March 11, 2011. This is a date the world will hopefully never forget. Why hopefully? Because it is the day when Mother Earth noted us to watch out, that we have sinned too much against it and that we should take better care of the beauties and riches it has provided us with. It is the date of the Higashi Nihon Daishinsai or the Tohoku Eathquake and Tsunami or the Great Eastern Japanese Earthquake. It is the date when the world shook with the lands of Tohoku and Miyagi, the two prefectures that were affected most severely as entire towns were levelled to the ground.
9.0 magnitude by Richter was recorded on that fateful morning and it carried along waves of above 40 metres in some places. Commercial, healthcare and private buildings were gone with the black waters as were also streets, bridges and many, many lives. The worst, though, would not end with the last wave – the Fukushima Daiichi Nuclear Disaster was about to happen as after a 9-metre wave hit the 1nd plant of the buildings and a 13-metre the first one, allowing about 3,000 tons of water to enter the Fukushima Power Plant. This huge quantity of water, together with the immense shock wave and ground-splitting earthquake, created what would come to be regarded as a horrific disaster, a frightful situation. It was the beginning of the Japan Nuclear Crisis.
The Nuclear Crisis in Japan.
The Japanese Nuclear Crisis occurred after the same Earth that was being constantly poisoned by Tepco (Tokyo Electric Power Company)’s Fukushima Nuclear Plant reactors decided to take them down. The damaged Fukushima Daiichi plant was the one that was struck the worst. It was emitting high levels of radiation and gasses that the workers inside were urged to evacuate and cease all work. The radiation levels rose to 10 millisievert per hour, which is about half the allowed quantity averaged per year in a five-year plan in most countries (a maximum of 50 mSv per year). During the Fukushima crisis, the dose limit for the workers was 250 mSv per year. Due to the high levels of radiation the employees were called off and soon, the plants were left to die out. In the following days, reactors 1,2,3 were under full meltdown while the emergency actions for the cool down were still undergoing. A 12km radius around the power plant was to be evacuated as the situation was going out of control.
The following weeks saw the scale of emergency being raised from a 4 to 5 and ultimately 7, which is the highest possible number according to the International Nuclear Event Scale. During the events, Tepco would decline to communicate issues and actions with neither the press nor foreign representatives. This silence, or semi-silence, was reasoned by the officials as an attempt to limit the panic within the community, but outsiders think that it was a smokescreen to cause simulated bliss sensation.

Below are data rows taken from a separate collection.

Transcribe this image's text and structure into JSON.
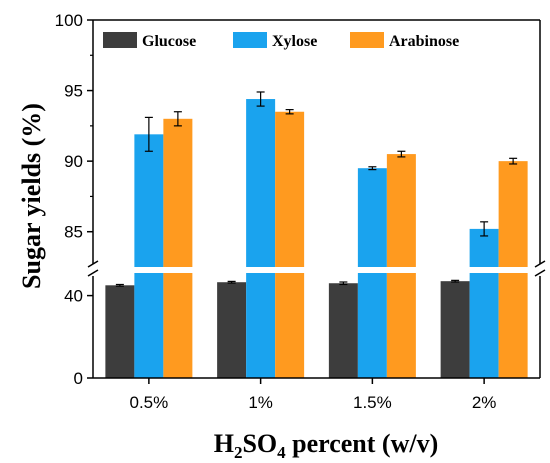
{
  "chart_data": {
    "type": "bar",
    "categories": [
      "0.5%",
      "1%",
      "1.5%",
      "2%"
    ],
    "series": [
      {
        "name": "Glucose",
        "color": "#3d3d3d",
        "values": [
          45.0,
          46.5,
          46.0,
          47.0
        ],
        "errors": [
          0.4,
          0.4,
          0.6,
          0.4
        ]
      },
      {
        "name": "Xylose",
        "color": "#1aa3ee",
        "values": [
          91.9,
          94.4,
          89.5,
          85.2
        ],
        "errors": [
          1.2,
          0.5,
          0.1,
          0.5
        ]
      },
      {
        "name": "Arabinose",
        "color": "#ff9a1f",
        "values": [
          93.0,
          93.5,
          90.5,
          90.0
        ],
        "errors": [
          0.5,
          0.15,
          0.2,
          0.2
        ]
      }
    ],
    "xlabel_parts": [
      "H",
      "2",
      "SO",
      "4",
      " percent (w/v)"
    ],
    "ylabel": "Sugar yields (%)",
    "y_axis_break": true,
    "ylim_lower": [
      0,
      50
    ],
    "ylim_upper": [
      82.5,
      100
    ],
    "yticks_lower": [
      "0",
      "40"
    ],
    "yticks_upper": [
      "85",
      "90",
      "95",
      "100"
    ],
    "legend_position": "top"
  }
}
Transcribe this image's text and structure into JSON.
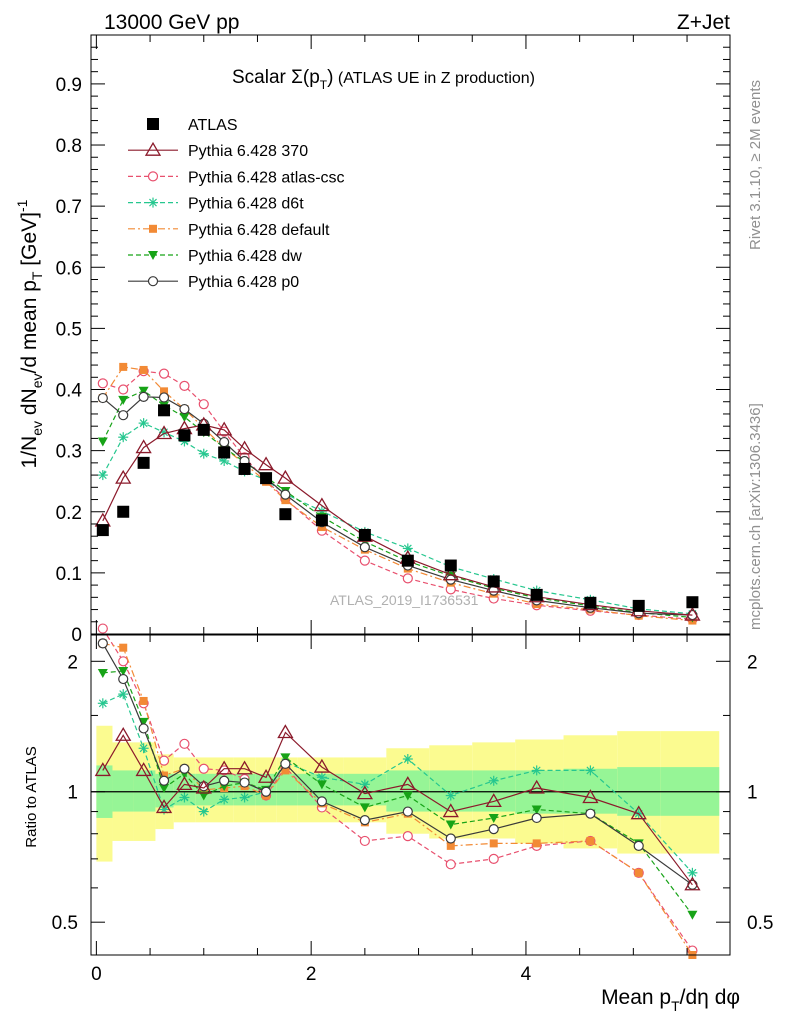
{
  "header": {
    "energy_label": "13000 GeV pp",
    "process_label": "Z+Jet"
  },
  "plot_title": {
    "main": "Scalar Σ(p",
    "sub": "T",
    "close": ")",
    "rest": " (ATLAS UE in Z production)"
  },
  "side_labels": {
    "rivet": "Rivet 3.1.10, ≥ 2M events",
    "mcplots": "mcplots.cern.ch [arXiv:1306.3436]"
  },
  "watermark": "ATLAS_2019_I1736531",
  "y_label_main": {
    "p1": "1/N",
    "s1": "ev",
    "p2": " dN",
    "s2": "ev",
    "p3": "/d mean p",
    "s3": "T",
    "p4": " [GeV]",
    "sup": "-1"
  },
  "y_label_ratio": "Ratio to ATLAS",
  "x_label": {
    "p1": "Mean p",
    "s1": "T",
    "p2": "/dη dφ"
  },
  "colors": {
    "atlas": "#000000",
    "p370": "#8b1a2b",
    "atlascsc": "#e8506e",
    "d6t": "#26c78f",
    "default": "#f28a35",
    "dw": "#17a317",
    "p0": "#3a3a3a",
    "band_outer": "#fbfb90",
    "band_inner": "#96f596"
  },
  "chart_data": [
    {
      "type": "line",
      "panel": "main",
      "title": "Scalar Σ(p_T) (ATLAS UE in Z production)",
      "xlabel": "Mean p_T/dη dφ",
      "ylabel": "1/N_ev dN_ev/d mean p_T [GeV]^-1",
      "xlim": [
        -0.05,
        5.9
      ],
      "ylim": [
        0,
        0.98
      ],
      "x_ticks": [
        0,
        2,
        4
      ],
      "y_ticks": [
        0,
        0.1,
        0.2,
        0.3,
        0.4,
        0.5,
        0.6,
        0.7,
        0.8,
        0.9
      ],
      "y_tick_labels": [
        "0",
        "0.1",
        "0.2",
        "0.3",
        "0.4",
        "0.5",
        "0.6",
        "0.7",
        "0.8",
        "0.9"
      ],
      "legend_position": "top-left",
      "series": [
        {
          "name": "ATLAS",
          "key": "atlas",
          "marker": "square",
          "line": "none",
          "x": [
            0.06,
            0.25,
            0.44,
            0.63,
            0.82,
            1.0,
            1.19,
            1.38,
            1.58,
            1.76,
            2.1,
            2.5,
            2.9,
            3.3,
            3.7,
            4.1,
            4.6,
            5.05,
            5.55
          ],
          "y": [
            0.17,
            0.2,
            0.28,
            0.366,
            0.325,
            0.334,
            0.297,
            0.27,
            0.255,
            0.196,
            0.186,
            0.162,
            0.12,
            0.112,
            0.086,
            0.064,
            0.051,
            0.046,
            0.052
          ]
        },
        {
          "name": "Pythia 6.428 370",
          "key": "p370",
          "marker": "open-triangle",
          "line": "solid",
          "x": [
            0.06,
            0.25,
            0.44,
            0.63,
            0.82,
            1.0,
            1.19,
            1.38,
            1.58,
            1.76,
            2.1,
            2.5,
            2.9,
            3.3,
            3.7,
            4.1,
            4.6,
            5.05,
            5.55
          ],
          "y": [
            0.185,
            0.255,
            0.305,
            0.328,
            0.336,
            0.342,
            0.334,
            0.303,
            0.277,
            0.255,
            0.21,
            0.16,
            0.124,
            0.097,
            0.077,
            0.061,
            0.048,
            0.038,
            0.031
          ]
        },
        {
          "name": "Pythia 6.428 atlas-csc",
          "key": "atlascsc",
          "marker": "open-circle",
          "line": "dashed",
          "x": [
            0.06,
            0.25,
            0.44,
            0.63,
            0.82,
            1.0,
            1.19,
            1.38,
            1.58,
            1.76,
            2.1,
            2.5,
            2.9,
            3.3,
            3.7,
            4.1,
            4.6,
            5.05,
            5.55
          ],
          "y": [
            0.41,
            0.4,
            0.43,
            0.426,
            0.406,
            0.376,
            0.331,
            0.289,
            0.251,
            0.221,
            0.169,
            0.12,
            0.091,
            0.073,
            0.058,
            0.047,
            0.038,
            0.031,
            0.024
          ]
        },
        {
          "name": "Pythia 6.428 d6t",
          "key": "d6t",
          "marker": "star",
          "line": "dashed",
          "x": [
            0.06,
            0.25,
            0.44,
            0.63,
            0.82,
            1.0,
            1.19,
            1.38,
            1.58,
            1.76,
            2.1,
            2.5,
            2.9,
            3.3,
            3.7,
            4.1,
            4.6,
            5.05,
            5.55
          ],
          "y": [
            0.26,
            0.322,
            0.345,
            0.33,
            0.315,
            0.295,
            0.283,
            0.266,
            0.252,
            0.229,
            0.201,
            0.167,
            0.14,
            0.11,
            0.09,
            0.071,
            0.056,
            0.041,
            0.033
          ]
        },
        {
          "name": "Pythia 6.428 default",
          "key": "default",
          "marker": "filled-square",
          "line": "dashdot",
          "x": [
            0.06,
            0.25,
            0.44,
            0.63,
            0.82,
            1.0,
            1.19,
            1.38,
            1.58,
            1.76,
            2.1,
            2.5,
            2.9,
            3.3,
            3.7,
            4.1,
            4.6,
            5.05,
            5.55
          ],
          "y": [
            0.386,
            0.437,
            0.432,
            0.397,
            0.368,
            0.337,
            0.304,
            0.279,
            0.249,
            0.219,
            0.175,
            0.138,
            0.107,
            0.084,
            0.066,
            0.049,
            0.04,
            0.03,
            0.022
          ]
        },
        {
          "name": "Pythia 6.428 dw",
          "key": "dw",
          "marker": "filled-triangle-down",
          "line": "dashed",
          "x": [
            0.06,
            0.25,
            0.44,
            0.63,
            0.82,
            1.0,
            1.19,
            1.38,
            1.58,
            1.76,
            2.1,
            2.5,
            2.9,
            3.3,
            3.7,
            4.1,
            4.6,
            5.05,
            5.55
          ],
          "y": [
            0.315,
            0.383,
            0.398,
            0.374,
            0.355,
            0.33,
            0.305,
            0.281,
            0.257,
            0.234,
            0.192,
            0.151,
            0.119,
            0.095,
            0.075,
            0.059,
            0.046,
            0.035,
            0.027
          ]
        },
        {
          "name": "Pythia 6.428 p0",
          "key": "p0",
          "marker": "open-circle",
          "line": "solid",
          "x": [
            0.06,
            0.25,
            0.44,
            0.63,
            0.82,
            1.0,
            1.19,
            1.38,
            1.58,
            1.76,
            2.1,
            2.5,
            2.9,
            3.3,
            3.7,
            4.1,
            4.6,
            5.05,
            5.55
          ],
          "y": [
            0.386,
            0.358,
            0.388,
            0.387,
            0.368,
            0.344,
            0.314,
            0.283,
            0.255,
            0.228,
            0.183,
            0.142,
            0.112,
            0.089,
            0.071,
            0.055,
            0.043,
            0.034,
            0.031
          ]
        }
      ]
    },
    {
      "type": "line",
      "panel": "ratio",
      "ylabel": "Ratio to ATLAS",
      "xlabel": "Mean p_T/dη dφ",
      "xlim": [
        -0.05,
        5.9
      ],
      "ylim": [
        0.42,
        2.3
      ],
      "y_scale": "log",
      "x_ticks": [
        0,
        2,
        4
      ],
      "y_ticks": [
        0.5,
        1,
        2
      ],
      "y_tick_labels": [
        "0.5",
        "1",
        "2"
      ],
      "reference_line": 1,
      "bands": {
        "x_edges": [
          0.0,
          0.15,
          0.35,
          0.55,
          0.72,
          0.92,
          1.1,
          1.28,
          1.48,
          1.68,
          1.87,
          2.3,
          2.7,
          3.1,
          3.5,
          3.9,
          4.35,
          4.85,
          5.25,
          5.8
        ],
        "outer_lo": [
          0.69,
          0.77,
          0.77,
          0.82,
          0.85,
          0.85,
          0.85,
          0.85,
          0.85,
          0.85,
          0.85,
          0.85,
          0.8,
          0.78,
          0.78,
          0.76,
          0.74,
          0.72,
          0.72
        ],
        "outer_hi": [
          1.42,
          1.3,
          1.3,
          1.22,
          1.2,
          1.2,
          1.2,
          1.2,
          1.2,
          1.2,
          1.2,
          1.2,
          1.26,
          1.28,
          1.3,
          1.32,
          1.35,
          1.38,
          1.38
        ],
        "inner_lo": [
          0.87,
          0.9,
          0.9,
          0.92,
          0.93,
          0.93,
          0.93,
          0.93,
          0.93,
          0.93,
          0.93,
          0.93,
          0.9,
          0.9,
          0.9,
          0.89,
          0.89,
          0.88,
          0.88
        ],
        "inner_hi": [
          1.15,
          1.12,
          1.12,
          1.1,
          1.1,
          1.1,
          1.1,
          1.1,
          1.1,
          1.1,
          1.1,
          1.1,
          1.12,
          1.12,
          1.12,
          1.12,
          1.13,
          1.14,
          1.14
        ]
      },
      "series": [
        {
          "name": "Pythia 6.428 370",
          "key": "p370",
          "marker": "open-triangle",
          "line": "solid",
          "x": [
            0.06,
            0.25,
            0.44,
            0.63,
            0.82,
            1.0,
            1.19,
            1.38,
            1.58,
            1.76,
            2.1,
            2.5,
            2.9,
            3.3,
            3.7,
            4.1,
            4.6,
            5.05,
            5.55
          ],
          "y": [
            1.12,
            1.35,
            1.12,
            0.92,
            1.04,
            1.02,
            1.13,
            1.13,
            1.08,
            1.37,
            1.14,
            0.99,
            1.04,
            0.9,
            0.95,
            1.02,
            0.97,
            0.89,
            0.61
          ]
        },
        {
          "name": "Pythia 6.428 atlas-csc",
          "key": "atlascsc",
          "marker": "open-circle",
          "line": "dashed",
          "x": [
            0.06,
            0.25,
            0.44,
            0.63,
            0.82,
            1.0,
            1.19,
            1.38,
            1.58,
            1.76,
            2.1,
            2.5,
            2.9,
            3.3,
            3.7,
            4.1,
            4.6,
            5.05,
            5.55
          ],
          "y": [
            2.38,
            2.0,
            1.6,
            1.18,
            1.29,
            1.13,
            1.12,
            1.07,
            0.98,
            1.14,
            0.92,
            0.77,
            0.79,
            0.68,
            0.7,
            0.75,
            0.77,
            0.65,
            0.43
          ]
        },
        {
          "name": "Pythia 6.428 d6t",
          "key": "d6t",
          "marker": "star",
          "line": "dashed",
          "x": [
            0.06,
            0.25,
            0.44,
            0.63,
            0.82,
            1.0,
            1.19,
            1.38,
            1.58,
            1.76,
            2.1,
            2.5,
            2.9,
            3.3,
            3.7,
            4.1,
            4.6,
            5.05,
            5.55
          ],
          "y": [
            1.6,
            1.68,
            1.26,
            0.91,
            0.97,
            0.9,
            0.96,
            0.97,
            1.0,
            1.17,
            1.08,
            1.04,
            1.19,
            0.98,
            1.06,
            1.12,
            1.12,
            0.89,
            0.65
          ]
        },
        {
          "name": "Pythia 6.428 default",
          "key": "default",
          "marker": "filled-square",
          "line": "dashdot",
          "x": [
            0.06,
            0.25,
            0.44,
            0.63,
            0.82,
            1.0,
            1.19,
            1.38,
            1.58,
            1.76,
            2.1,
            2.5,
            2.9,
            3.3,
            3.7,
            4.1,
            4.6,
            5.05,
            5.55
          ],
          "y": [
            2.2,
            2.15,
            1.62,
            1.09,
            1.13,
            1.01,
            1.02,
            1.03,
            0.98,
            1.12,
            0.94,
            0.85,
            0.89,
            0.75,
            0.76,
            0.76,
            0.77,
            0.65,
            0.42
          ]
        },
        {
          "name": "Pythia 6.428 dw",
          "key": "dw",
          "marker": "filled-triangle-down",
          "line": "dashed",
          "x": [
            0.06,
            0.25,
            0.44,
            0.63,
            0.82,
            1.0,
            1.19,
            1.38,
            1.58,
            1.76,
            2.1,
            2.5,
            2.9,
            3.3,
            3.7,
            4.1,
            4.6,
            5.05,
            5.55
          ],
          "y": [
            1.88,
            1.9,
            1.45,
            1.02,
            1.1,
            0.98,
            1.03,
            1.05,
            1.01,
            1.2,
            1.04,
            0.92,
            0.98,
            0.84,
            0.87,
            0.91,
            0.89,
            0.76,
            0.52
          ]
        },
        {
          "name": "Pythia 6.428 p0",
          "key": "p0",
          "marker": "open-circle",
          "line": "solid",
          "x": [
            0.06,
            0.25,
            0.44,
            0.63,
            0.82,
            1.0,
            1.19,
            1.38,
            1.58,
            1.76,
            2.1,
            2.5,
            2.9,
            3.3,
            3.7,
            4.1,
            4.6,
            5.05,
            5.55
          ],
          "y": [
            2.2,
            1.82,
            1.4,
            1.06,
            1.13,
            1.03,
            1.06,
            1.05,
            1.0,
            1.16,
            0.95,
            0.86,
            0.9,
            0.78,
            0.82,
            0.87,
            0.89,
            0.75,
            0.61
          ]
        }
      ]
    }
  ]
}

The aftermath of the Japan Nuclear Crisis and the Fukushima Daiichi Nuclear Disaster is that a radius of 50km around the plants is supposedly contaminated with high levels of radioactive caesium and even at the end of the year xenon, another radioactive element, was still leaking from power plant number 2. It would take decades for the Japanese lands to recover after the heavy contamination of the soil and waters, as well as the sea life and air. The Japanese PM Joshihiko Noda has declared that a minimum of a trillion Japanese Yen will be spent for the clearing of about 29 million cubic meters of soil from the regions surrounding Fukushima. Some 240 kilometres (150 miles) northeast of Tokyo and four neighbouring prefectures will also be cleansed from the dangerous pollution.